Viewed thus, the proposed liability Bill is a legacy of the Vajpayee government, which the BJP seems to disown now. Of course, it could be argued that the Bill contains features that are not desirable. If that is the case, the BJP, as the responsible and the principal opposition party, should suggest alternative features rather than reject the Bill as such.
Going by Atomic Energy Minister Prithviraj Chavan, in the proposed Bill, the operator of the NPP will be liable for all accidents, including those that occur during the transport of the material. Of course, force majeure occurrences such as armed conflicts, natural calamities, terrorist attacks, etc, are excluded. The Bill envisages a maximum national liability equivalent to Rs 2,133 crore and an operator cap of Rs 500 crore. The government can increase or decrease the liability, but there is still a cap of Rs 100 crore.
The main criticisms against the proposed Bill are two in number. First, the liability limit is very low. Second, the Bill favours the suppliers in general and the American suppliers in particular.
As regards the limit, the government has said that the amount could be raised. The point to note here is that in India all NPPs are owned by the government. So there is no private motive in limiting the liability in cases of a nuclear accident, which, in any case, is a rarest of rare possibility. Therefore, comparing the situation with the Bhopal-gas tragedy is irrelevant since the Union Carbide, owner of the Bhopal plant, was a foreign body (American organisation), whereas here the government of India owns the NPP. And the government always can go beyond the written liability amount by either meeting the excess amount from its own exchequer or from international sources such as the CSC.
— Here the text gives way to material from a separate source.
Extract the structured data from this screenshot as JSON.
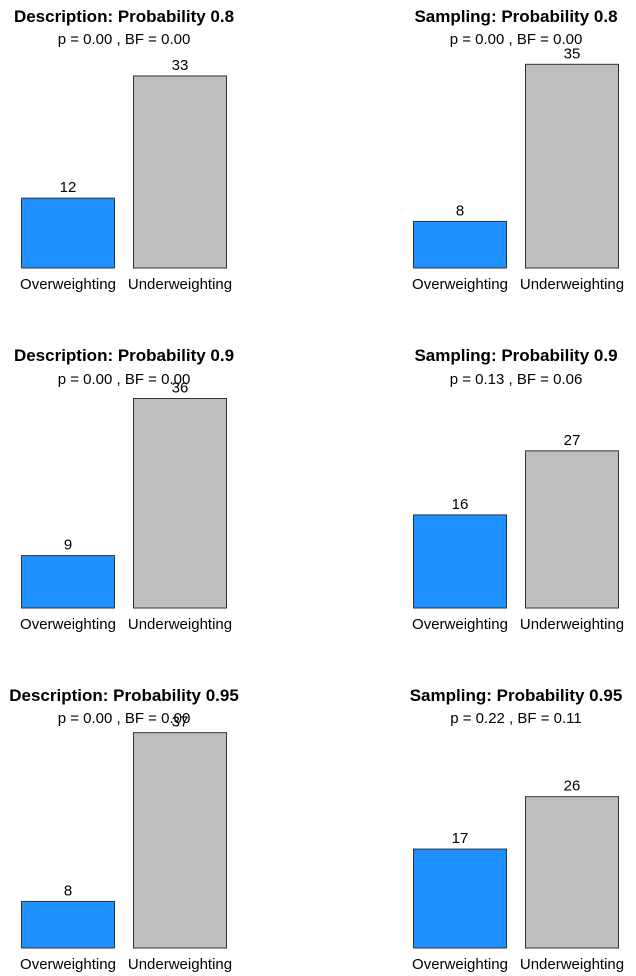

It does not make sense to have a high liability amount on paper since doing so would result in high insurance coverage of the concerned NPP. And once an NPP gives a high insurance premium, that will be ultimately reflected in the rate of the nuclear energy it will provide to the consumers.
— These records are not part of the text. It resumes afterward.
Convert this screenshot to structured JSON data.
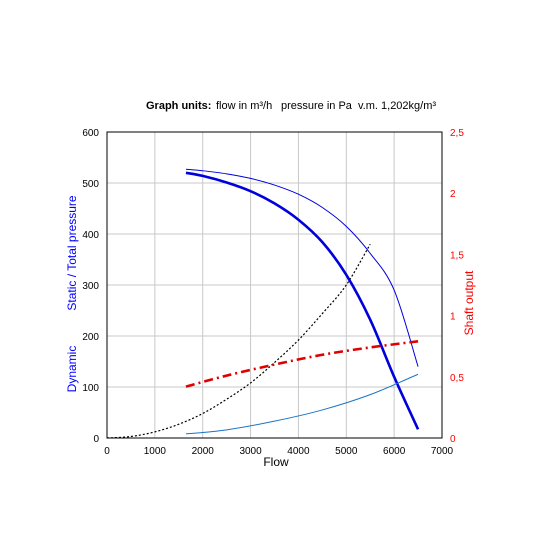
{
  "header": {
    "label": "Graph units:",
    "flow_units": "flow in m³/h",
    "pressure_units": "pressure in Pa",
    "density": "v.m. 1,202kg/m³"
  },
  "chart_data": {
    "type": "line",
    "xlabel": "Flow",
    "ylabel_left_static": "Static / Total pressure",
    "ylabel_left_dynamic": "Dynamic",
    "ylabel_right": "Shaft output",
    "xlim": [
      0,
      7000
    ],
    "ylim_left": [
      0,
      600
    ],
    "ylim_right": [
      0,
      2.5
    ],
    "x_ticks": [
      0,
      1000,
      2000,
      3000,
      4000,
      5000,
      6000,
      7000
    ],
    "x_tick_labels": [
      "0",
      "1000",
      "2000",
      "3000",
      "4000",
      "5000",
      "6000",
      "7000"
    ],
    "y_left_ticks": [
      0,
      100,
      200,
      300,
      400,
      500,
      600
    ],
    "y_left_tick_labels": [
      "0",
      "100",
      "200",
      "300",
      "400",
      "500",
      "600"
    ],
    "y_right_ticks": [
      0,
      0.5,
      1,
      1.5,
      2,
      2.5
    ],
    "y_right_tick_labels": [
      "0",
      "0,5",
      "1",
      "1,5",
      "2",
      "2,5"
    ],
    "grid": true,
    "colors": {
      "static": "#0000dd",
      "total": "#0000dd",
      "dynamic": "#1a73c8",
      "shaft": "#e00000",
      "system": "#000000",
      "left_axis_label": "#0000ff",
      "right_axis_label": "#ff0000"
    },
    "series": [
      {
        "key": "total",
        "axis": "left",
        "style": "thin",
        "x": [
          1650,
          2000,
          2500,
          3000,
          3500,
          4000,
          4500,
          5000,
          5500,
          6000,
          6500
        ],
        "y": [
          527,
          524,
          518,
          509,
          496,
          478,
          452,
          415,
          362,
          290,
          140
        ]
      },
      {
        "key": "static",
        "axis": "left",
        "style": "thick",
        "x": [
          1650,
          2000,
          2500,
          3000,
          3500,
          4000,
          4500,
          5000,
          5500,
          6000,
          6500
        ],
        "y": [
          520,
          514,
          501,
          484,
          460,
          428,
          384,
          320,
          232,
          120,
          17
        ]
      },
      {
        "key": "dynamic",
        "axis": "left",
        "style": "thin",
        "x": [
          1650,
          2500,
          3500,
          4500,
          5500,
          6500
        ],
        "y": [
          8,
          16,
          33,
          55,
          85,
          125
        ]
      },
      {
        "key": "system",
        "axis": "left",
        "style": "dotted",
        "x": [
          0,
          500,
          1000,
          1500,
          2000,
          2500,
          3000,
          3500,
          4000,
          4500,
          5000,
          5500
        ],
        "y": [
          0,
          3,
          12,
          27,
          48,
          76,
          108,
          148,
          192,
          244,
          300,
          380
        ]
      },
      {
        "key": "shaft",
        "axis": "right",
        "style": "dashdot",
        "x": [
          1650,
          2500,
          3500,
          4500,
          5500,
          6500
        ],
        "y": [
          0.42,
          0.51,
          0.6,
          0.68,
          0.74,
          0.79
        ]
      }
    ]
  }
}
As regards the second criticism, it is wrong to say that only the Americans are demanding a liability law. France and Russia, or for that matter any other potential supplier, also want such a law, something Chavan has admitted.
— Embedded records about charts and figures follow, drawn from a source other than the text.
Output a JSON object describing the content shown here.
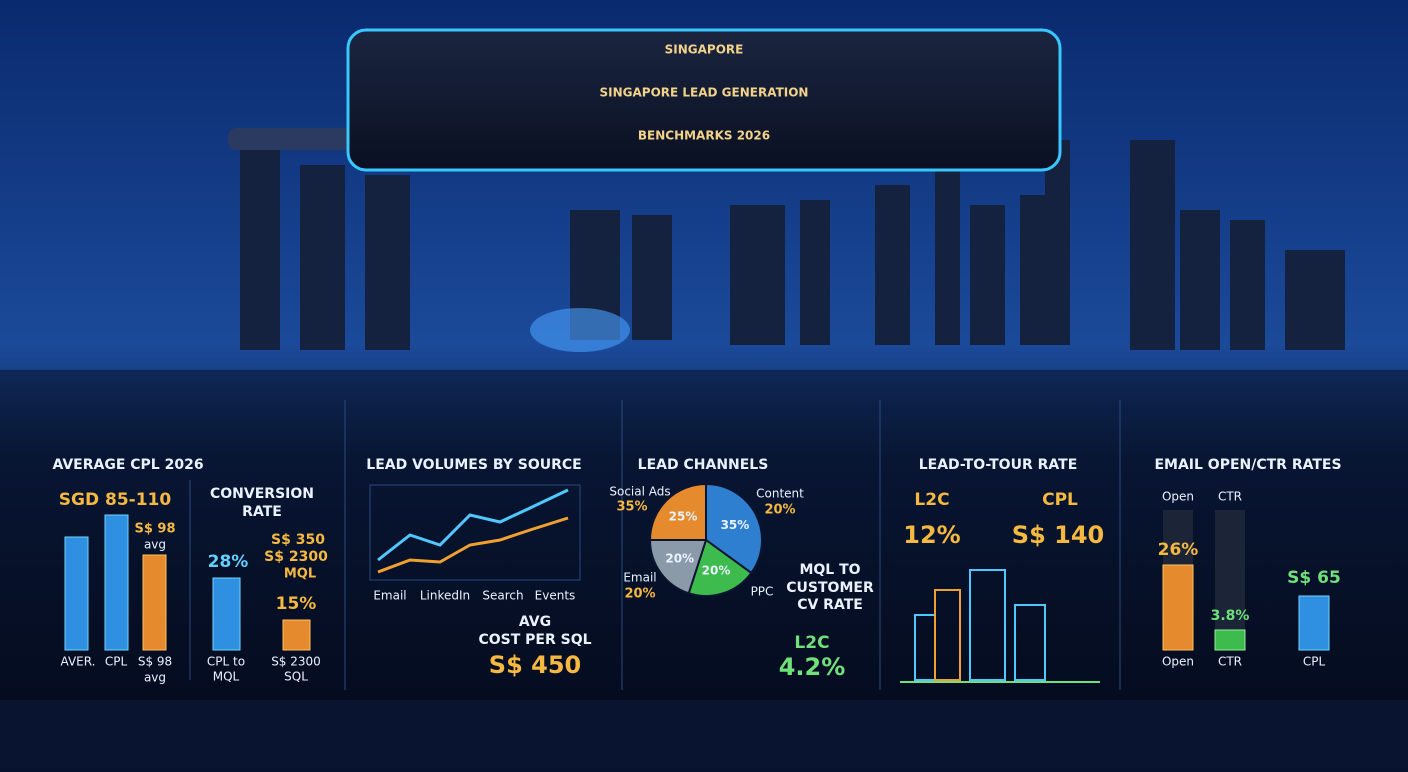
{
  "title": {
    "line1": "SINGAPORE",
    "line2": "SINGAPORE LEAD GENERATION",
    "line3": "BENCHMARKS 2026"
  },
  "cpl": {
    "heading": "AVERAGE CPL 2026",
    "range": "SGD 85-110",
    "bar_value": "S$ 98",
    "bar_note": "avg",
    "labels": [
      "AVER.",
      "CPL",
      "S$ 98",
      "avg"
    ]
  },
  "conversion": {
    "heading1": "CONVERSION",
    "heading2": "RATE",
    "left_value": "28%",
    "right_line1": "S$ 350",
    "right_line2": "S$ 2300",
    "right_line3": "MQL",
    "right_value": "15%",
    "left_label1": "CPL to",
    "left_label2": "MQL",
    "right_label1": "S$ 2300",
    "right_label2": "SQL"
  },
  "volumes": {
    "heading": "LEAD VOLUMES BY SOURCE",
    "sources": [
      "Email",
      "LinkedIn",
      "Search",
      "Events"
    ],
    "avg1": "AVG",
    "avg2": "COST PER SQL",
    "avg_value": "S$ 450"
  },
  "channels": {
    "heading": "LEAD CHANNELS",
    "pie": {
      "values": [
        35,
        20,
        20,
        25
      ],
      "value_labels": [
        "35%",
        "20%",
        "20%",
        "25%"
      ],
      "colors": [
        "#2f7fd0",
        "#3dbb4c",
        "#8a9aa8",
        "#e68a2e"
      ]
    },
    "social": "Social Ads",
    "social_value": "35%",
    "content": "Content",
    "content_value": "20%",
    "email": "Email",
    "email_value": "20%",
    "ppc": "PPC",
    "mql1": "MQL TO",
    "mql2": "CUSTOMER",
    "mql3": "CV RATE",
    "l2c": "L2C",
    "l2c_value": "4.2%"
  },
  "tour": {
    "heading": "LEAD-TO-TOUR RATE",
    "l2c": "L2C",
    "l2c_value": "12%",
    "cpl": "CPL",
    "cpl_value": "S$ 140"
  },
  "email": {
    "heading": "EMAIL OPEN/CTR RATES",
    "open": "Open",
    "ctr": "CTR",
    "open_value": "26%",
    "ctr_value": "3.8%",
    "cpl_value": "S$ 65",
    "bottom_labels": [
      "Open",
      "CTR",
      "CPL"
    ]
  }
}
In fact, it would be naive to believe that in case of any untoward incident in an Indian NPP, French and Russian companies will agree to pay any amount India asks as damage. Their governments will surely step in and ask for an agreement in line with international practice, which almost universally shields suppliers from liabilities. In the absence of any liability law, they will be surly demanding separate bilateral agreements to take care of such a situation. But then, rather than go for bilateral treaty arrangements which may be uneven and contain clauses hidden from the public, it is better to have a transparent but uniform law applying to all the suppliers. And that is what the proposed Bill aims at.
As is the case with similar legislations elsewhere, the proposed bill has also a feature that gives the operator a right of recourse, that is, scope, for recovering its liability from the supplier under certain circumstances.
It is time the BJP reconsidered its opposition to the Bill.